Thursday 22 June 2017

[Menjadi Ibu]: Saya Mau Jadi Ibu yang ...

Duluuu sekali, waktu belum menjadi ibu, saya pernah khilaf menilai (dalam hati, tentu saja) para ibu (yang ada di lingkungan sekitar dan saya kenal secara pribadi) dalam mengurus anaknya. Setelah menjadi ibu, saya belajar bahwa dinilai, apalagi dikomentari bagaimana seharusnya menangani anak sendiri itu rasanya GAK ENAK! Saya sendiri tipe orang yang lebih memilih diam atau mengiyakan kalau dikomentari atau dikasih saran demi menghormati yang bicara.

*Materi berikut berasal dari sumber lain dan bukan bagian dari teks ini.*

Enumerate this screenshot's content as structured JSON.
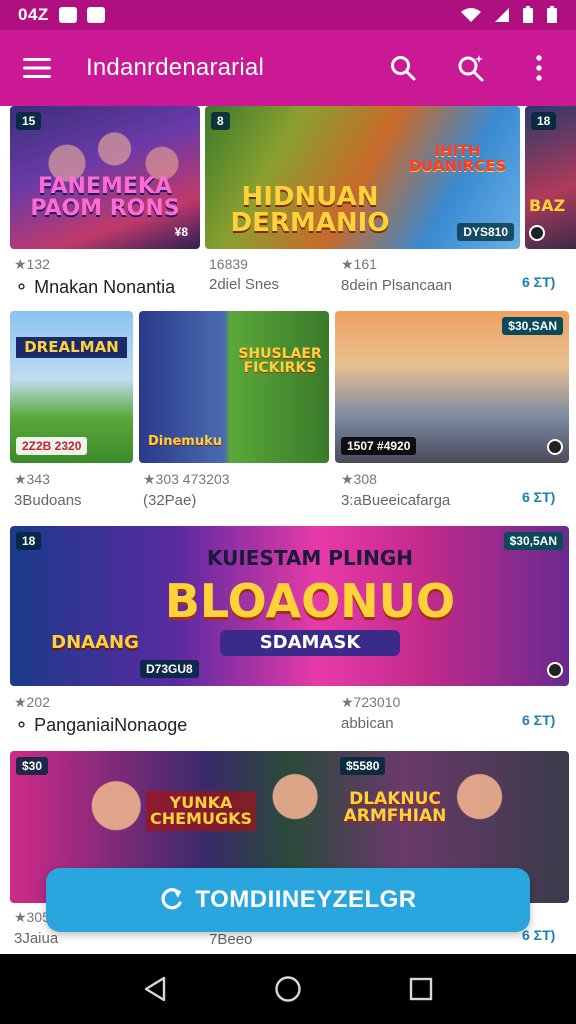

Hampir bisa dipastikan, kalau menerima komentar kurang atau tidak menyenangkan, saya sebatas tersenyum basa-basi terhadap si pemberi komentar meski hati dongkol setengah mati, atau kalau benar-benar malas, saya akan pura-pura tidak mendengar. Tidak sopan? Memang, tapi yang bicara juga seringkali tidak mempertimbangkan perasaan orang yang dikomentari/dinasihati, sih.

Pengalaman pribadi ini juga sekaligus mengingatkan saya sendiri agar tidak melakukan kesalahan yang sama pada orang lain. Sekarang saya juga belajar menghilangkan perasaan tidak enak terhadap si pemberi nasihat/komentar, kalau memang nasihat/komentarnya dirasa "mengganggu", saya akan mengutarakan keberatan saya, tidak cukup dengan hanya tersenyum sopan basa-basi mengiyakan.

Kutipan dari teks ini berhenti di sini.